Onu yolcu ederken parmağına bakmak istedik. Rengi hiç değişmemişti sanki fakat bir o kadar da kavruktu. Kimse anlam veremedi bu isteğimize. Bulamadık o yüzüğü. Nasıl arayacağımızı bilemediğimizden. Ah be babaanne. Kaç çiğdeci kuş geçti şu etraftan. Kaç türlü taklit yaptılar. Hiçbirinde alıp bir şeyimizi götürmediler. Ne zaman bir karga geldi masamıza kondu, bir de ağzında bir yüzük gördük, o zaman herkes birbirine baktı. Kimimiz yutkundu bile. Allah’ın hikmeti. Kaç yıl geçti o mevzu üzerinden. Babaannemizi anlamaya çalışmamız yıllarımızı aldı. O yüzüğün babaannemiz için ne ifade ettiğini hiçbir zaman anlayamadık. Birkaç kelama hasret kaldığımız anlardan herhangi birinde bile aklımıza geliyordu. Fakat keşke demeye gayret ediyoruz. Lütfen ama lütfen diyoruz Allah’ım, bize bu mevzunun açıklığını idrak için bir göz açıklığı ver. Senin yardımından başka bir şey nasıl bize yardımcı olabilir. Bunun idrakinde kimi zaman, ama çoğunlukta gafletteyken ve derinden bir keşke derken buluyoruz kendimizi.

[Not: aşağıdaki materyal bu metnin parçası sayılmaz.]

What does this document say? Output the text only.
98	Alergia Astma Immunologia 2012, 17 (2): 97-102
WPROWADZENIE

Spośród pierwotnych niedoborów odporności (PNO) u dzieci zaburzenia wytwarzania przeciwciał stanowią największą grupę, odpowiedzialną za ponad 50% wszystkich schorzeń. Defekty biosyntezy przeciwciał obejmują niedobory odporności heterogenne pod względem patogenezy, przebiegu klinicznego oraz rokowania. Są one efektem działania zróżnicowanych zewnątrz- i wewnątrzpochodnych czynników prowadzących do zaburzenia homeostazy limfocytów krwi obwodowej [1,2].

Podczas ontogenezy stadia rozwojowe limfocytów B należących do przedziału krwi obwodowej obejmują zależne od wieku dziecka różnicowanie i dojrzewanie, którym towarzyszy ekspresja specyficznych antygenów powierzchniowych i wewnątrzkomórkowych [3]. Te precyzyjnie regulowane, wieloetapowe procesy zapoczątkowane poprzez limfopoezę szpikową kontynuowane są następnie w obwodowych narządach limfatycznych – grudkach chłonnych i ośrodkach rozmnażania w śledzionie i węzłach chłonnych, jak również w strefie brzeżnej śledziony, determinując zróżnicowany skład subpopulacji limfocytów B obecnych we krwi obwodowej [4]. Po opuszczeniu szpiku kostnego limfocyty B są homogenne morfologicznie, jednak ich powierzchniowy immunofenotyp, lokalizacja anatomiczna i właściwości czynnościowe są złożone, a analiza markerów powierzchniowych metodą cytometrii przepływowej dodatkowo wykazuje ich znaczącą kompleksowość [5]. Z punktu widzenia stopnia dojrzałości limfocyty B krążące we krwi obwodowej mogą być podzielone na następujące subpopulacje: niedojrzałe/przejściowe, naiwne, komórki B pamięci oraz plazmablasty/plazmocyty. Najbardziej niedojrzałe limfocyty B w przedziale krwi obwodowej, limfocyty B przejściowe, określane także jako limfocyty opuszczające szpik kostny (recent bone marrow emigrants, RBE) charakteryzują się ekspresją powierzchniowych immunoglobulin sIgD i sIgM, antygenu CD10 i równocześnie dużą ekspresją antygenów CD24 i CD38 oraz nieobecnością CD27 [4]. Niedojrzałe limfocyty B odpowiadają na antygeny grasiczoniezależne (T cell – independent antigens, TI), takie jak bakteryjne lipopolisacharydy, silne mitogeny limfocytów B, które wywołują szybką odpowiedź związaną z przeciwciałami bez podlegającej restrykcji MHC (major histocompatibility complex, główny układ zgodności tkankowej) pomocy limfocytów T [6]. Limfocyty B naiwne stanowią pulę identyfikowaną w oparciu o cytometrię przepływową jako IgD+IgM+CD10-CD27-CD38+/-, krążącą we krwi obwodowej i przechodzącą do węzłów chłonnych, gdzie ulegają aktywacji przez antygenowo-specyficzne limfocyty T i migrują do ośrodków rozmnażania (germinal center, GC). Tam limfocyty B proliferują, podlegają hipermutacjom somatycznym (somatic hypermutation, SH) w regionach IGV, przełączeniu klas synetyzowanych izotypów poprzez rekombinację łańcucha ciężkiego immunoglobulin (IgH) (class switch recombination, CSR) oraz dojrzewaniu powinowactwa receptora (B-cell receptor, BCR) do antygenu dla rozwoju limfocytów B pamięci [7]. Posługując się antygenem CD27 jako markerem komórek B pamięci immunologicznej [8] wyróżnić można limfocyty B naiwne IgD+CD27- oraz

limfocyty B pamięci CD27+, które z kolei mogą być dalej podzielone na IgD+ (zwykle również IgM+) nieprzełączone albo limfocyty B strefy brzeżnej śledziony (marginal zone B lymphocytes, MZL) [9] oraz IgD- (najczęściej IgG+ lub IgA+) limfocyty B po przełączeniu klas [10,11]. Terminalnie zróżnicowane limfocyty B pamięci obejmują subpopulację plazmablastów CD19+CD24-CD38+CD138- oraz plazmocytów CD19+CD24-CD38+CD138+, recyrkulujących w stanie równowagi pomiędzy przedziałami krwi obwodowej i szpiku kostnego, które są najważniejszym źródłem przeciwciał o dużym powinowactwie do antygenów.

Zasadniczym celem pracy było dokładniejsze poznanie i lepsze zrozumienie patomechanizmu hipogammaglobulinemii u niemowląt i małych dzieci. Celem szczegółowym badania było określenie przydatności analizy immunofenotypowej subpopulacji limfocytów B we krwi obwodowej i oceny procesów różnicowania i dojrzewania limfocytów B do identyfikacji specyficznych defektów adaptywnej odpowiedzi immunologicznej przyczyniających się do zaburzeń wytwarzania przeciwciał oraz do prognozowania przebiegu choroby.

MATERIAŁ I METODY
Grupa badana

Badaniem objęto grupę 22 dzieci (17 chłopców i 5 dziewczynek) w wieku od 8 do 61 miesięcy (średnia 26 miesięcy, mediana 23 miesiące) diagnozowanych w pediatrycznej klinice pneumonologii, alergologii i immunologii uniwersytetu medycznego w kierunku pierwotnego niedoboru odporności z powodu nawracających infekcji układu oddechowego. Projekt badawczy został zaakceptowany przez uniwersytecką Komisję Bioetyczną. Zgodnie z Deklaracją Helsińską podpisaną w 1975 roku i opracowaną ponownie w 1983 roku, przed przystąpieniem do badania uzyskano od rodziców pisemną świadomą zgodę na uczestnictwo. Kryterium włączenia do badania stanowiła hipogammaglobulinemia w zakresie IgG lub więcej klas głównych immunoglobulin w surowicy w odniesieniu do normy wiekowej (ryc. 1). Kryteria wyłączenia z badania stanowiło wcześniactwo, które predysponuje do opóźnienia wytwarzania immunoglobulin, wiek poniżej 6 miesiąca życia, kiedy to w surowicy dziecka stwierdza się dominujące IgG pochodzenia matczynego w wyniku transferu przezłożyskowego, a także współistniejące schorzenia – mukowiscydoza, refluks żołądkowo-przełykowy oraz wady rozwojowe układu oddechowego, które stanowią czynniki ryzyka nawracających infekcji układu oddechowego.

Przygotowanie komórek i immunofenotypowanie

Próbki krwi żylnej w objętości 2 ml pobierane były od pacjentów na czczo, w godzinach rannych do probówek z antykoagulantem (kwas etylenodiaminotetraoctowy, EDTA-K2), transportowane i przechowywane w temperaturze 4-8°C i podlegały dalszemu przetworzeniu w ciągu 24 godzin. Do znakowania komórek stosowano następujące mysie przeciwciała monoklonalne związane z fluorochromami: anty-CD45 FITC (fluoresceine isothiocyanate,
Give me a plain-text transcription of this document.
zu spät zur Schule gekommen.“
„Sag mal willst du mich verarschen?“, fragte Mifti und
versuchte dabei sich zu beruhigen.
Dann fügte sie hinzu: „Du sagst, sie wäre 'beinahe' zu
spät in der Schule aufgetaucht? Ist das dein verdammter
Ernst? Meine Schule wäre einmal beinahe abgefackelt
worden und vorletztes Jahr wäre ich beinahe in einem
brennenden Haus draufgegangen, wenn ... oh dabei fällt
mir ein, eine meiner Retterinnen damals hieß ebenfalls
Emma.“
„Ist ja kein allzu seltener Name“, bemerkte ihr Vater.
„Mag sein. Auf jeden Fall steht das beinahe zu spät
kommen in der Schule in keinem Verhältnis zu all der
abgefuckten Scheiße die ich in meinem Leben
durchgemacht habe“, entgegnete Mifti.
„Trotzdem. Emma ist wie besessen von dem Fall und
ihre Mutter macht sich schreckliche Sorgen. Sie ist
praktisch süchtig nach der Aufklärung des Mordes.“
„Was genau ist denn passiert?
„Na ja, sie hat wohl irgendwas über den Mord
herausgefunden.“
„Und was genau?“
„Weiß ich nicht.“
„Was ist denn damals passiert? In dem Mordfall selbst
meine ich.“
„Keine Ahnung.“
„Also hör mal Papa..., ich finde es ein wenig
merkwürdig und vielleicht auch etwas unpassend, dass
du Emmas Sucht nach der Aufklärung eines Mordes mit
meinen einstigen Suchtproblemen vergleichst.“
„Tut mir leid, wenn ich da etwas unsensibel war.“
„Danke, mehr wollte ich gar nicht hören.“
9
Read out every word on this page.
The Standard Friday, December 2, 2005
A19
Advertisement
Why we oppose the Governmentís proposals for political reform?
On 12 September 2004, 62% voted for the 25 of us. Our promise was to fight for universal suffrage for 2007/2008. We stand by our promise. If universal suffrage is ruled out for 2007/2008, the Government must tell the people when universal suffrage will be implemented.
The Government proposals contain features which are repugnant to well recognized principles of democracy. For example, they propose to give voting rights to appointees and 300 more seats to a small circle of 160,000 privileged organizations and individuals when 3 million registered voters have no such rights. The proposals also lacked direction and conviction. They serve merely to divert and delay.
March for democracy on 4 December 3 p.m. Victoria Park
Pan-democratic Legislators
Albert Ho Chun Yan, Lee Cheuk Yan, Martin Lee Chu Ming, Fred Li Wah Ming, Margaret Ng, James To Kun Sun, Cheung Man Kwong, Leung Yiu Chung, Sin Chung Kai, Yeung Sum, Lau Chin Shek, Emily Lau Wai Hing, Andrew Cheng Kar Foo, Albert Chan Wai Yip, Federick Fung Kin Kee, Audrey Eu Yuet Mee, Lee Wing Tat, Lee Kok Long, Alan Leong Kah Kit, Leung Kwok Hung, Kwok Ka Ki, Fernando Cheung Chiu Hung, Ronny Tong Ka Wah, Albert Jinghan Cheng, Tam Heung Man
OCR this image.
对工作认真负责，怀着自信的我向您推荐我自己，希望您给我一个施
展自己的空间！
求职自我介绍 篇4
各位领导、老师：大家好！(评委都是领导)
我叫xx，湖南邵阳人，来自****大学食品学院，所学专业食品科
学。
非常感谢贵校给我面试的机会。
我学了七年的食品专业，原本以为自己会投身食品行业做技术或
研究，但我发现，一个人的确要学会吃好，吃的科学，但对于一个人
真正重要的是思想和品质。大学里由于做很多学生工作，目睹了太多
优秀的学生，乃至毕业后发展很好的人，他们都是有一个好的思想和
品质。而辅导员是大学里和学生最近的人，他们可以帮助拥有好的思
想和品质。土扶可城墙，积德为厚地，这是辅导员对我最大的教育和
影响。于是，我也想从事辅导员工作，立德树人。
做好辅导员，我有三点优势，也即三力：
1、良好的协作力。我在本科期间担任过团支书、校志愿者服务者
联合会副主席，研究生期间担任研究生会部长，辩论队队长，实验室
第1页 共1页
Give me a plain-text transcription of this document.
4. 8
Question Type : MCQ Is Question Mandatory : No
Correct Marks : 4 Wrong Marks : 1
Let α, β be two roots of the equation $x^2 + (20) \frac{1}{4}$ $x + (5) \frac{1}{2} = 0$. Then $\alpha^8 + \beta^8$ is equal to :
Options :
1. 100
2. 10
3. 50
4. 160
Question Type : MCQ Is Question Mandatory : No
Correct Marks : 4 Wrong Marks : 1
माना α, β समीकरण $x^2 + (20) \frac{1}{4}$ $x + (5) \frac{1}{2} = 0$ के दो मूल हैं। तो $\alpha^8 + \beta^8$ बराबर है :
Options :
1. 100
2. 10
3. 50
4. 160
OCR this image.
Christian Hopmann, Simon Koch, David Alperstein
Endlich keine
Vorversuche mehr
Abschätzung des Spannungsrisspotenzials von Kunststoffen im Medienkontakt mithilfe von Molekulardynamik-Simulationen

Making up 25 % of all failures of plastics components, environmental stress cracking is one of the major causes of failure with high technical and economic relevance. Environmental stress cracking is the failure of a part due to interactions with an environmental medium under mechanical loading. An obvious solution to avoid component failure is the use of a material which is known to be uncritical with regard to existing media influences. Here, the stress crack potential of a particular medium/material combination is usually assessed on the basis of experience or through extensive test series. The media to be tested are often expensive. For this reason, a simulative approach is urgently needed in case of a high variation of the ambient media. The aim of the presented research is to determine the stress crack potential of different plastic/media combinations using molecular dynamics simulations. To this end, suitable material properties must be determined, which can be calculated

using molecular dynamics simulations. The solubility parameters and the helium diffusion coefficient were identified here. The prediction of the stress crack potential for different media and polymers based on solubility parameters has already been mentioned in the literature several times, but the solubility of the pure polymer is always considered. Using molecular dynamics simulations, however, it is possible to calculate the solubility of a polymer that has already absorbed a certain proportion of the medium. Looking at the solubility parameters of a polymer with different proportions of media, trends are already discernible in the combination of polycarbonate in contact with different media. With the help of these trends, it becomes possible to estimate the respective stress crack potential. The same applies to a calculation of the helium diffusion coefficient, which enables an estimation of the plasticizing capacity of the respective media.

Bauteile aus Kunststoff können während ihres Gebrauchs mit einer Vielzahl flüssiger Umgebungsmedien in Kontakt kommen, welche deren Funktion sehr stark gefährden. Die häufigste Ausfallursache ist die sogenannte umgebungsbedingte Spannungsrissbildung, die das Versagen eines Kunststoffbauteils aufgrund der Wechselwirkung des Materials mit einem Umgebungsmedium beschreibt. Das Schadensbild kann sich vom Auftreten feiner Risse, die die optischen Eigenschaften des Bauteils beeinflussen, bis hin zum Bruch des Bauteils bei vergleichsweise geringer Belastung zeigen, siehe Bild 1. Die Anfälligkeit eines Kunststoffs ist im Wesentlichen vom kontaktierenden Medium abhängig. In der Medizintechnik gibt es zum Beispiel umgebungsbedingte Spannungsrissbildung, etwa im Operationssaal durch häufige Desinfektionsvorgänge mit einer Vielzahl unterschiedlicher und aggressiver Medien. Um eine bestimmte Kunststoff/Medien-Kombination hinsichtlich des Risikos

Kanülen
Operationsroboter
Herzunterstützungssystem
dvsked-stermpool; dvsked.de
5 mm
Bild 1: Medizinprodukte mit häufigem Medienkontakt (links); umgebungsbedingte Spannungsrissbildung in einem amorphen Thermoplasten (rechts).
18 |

Şimdi bu karganın ağzında tuttuğu yüzük de nesi diye tekrarlıyoruz derinlerde. Kuş bırakıp havalanıyor. Kendine yakışan bir ses süzülüyor göğe. Kimse yadırgamıyor, çünkü bu kargadır ve başka nasıl ses çıkarabilir ki, diyoruz sessizce. Masada öylece duran yüzüğü almaya gitmiyor hiçbirimizin eli. Geldi de ne olacak sanki, diyor birimiz. Babaannem olmadıktan sonra, diye ekliyor. Ama dikkatli bakınca o yüzüğün babaannemize ait olmadığını fark ediyoruz. Nihayet birimiz eline alıp inceliyor. Değil, diyor, bu babaannemin değil. İşte o andan sonra mevcut sorulara başkaları ekleniyor. Daha öncekileri cevaplayamamışken yenileri kimimize ağır geliyor. Allah’tan beklediğimiz o göz açıklığını da yakalayamıyoruz. Geldiyse onun bile farkında olamıyoruz. Ne babaannemizin o yüzüğe neden kıymet verdiğini ne de bu yüzüğün kime ait olduğunu anlayabiliyoruz. Ah keşke şu karganın dili olsa da konuşsa. Bu bilmezlikle n’apar insan? Bir şey de yapamıyoruz zaten. Dünyada bir şeyler olurken onları göremiyoruz. tam da şu anda olan şey gibi. Hâlbuki aramızdan biri o yüzüğün babaanneme ait olduğunu fark etmişti ve bizim bunu anlamayışımıza hayıflanıyordu. Bunu ve birçok şeyi.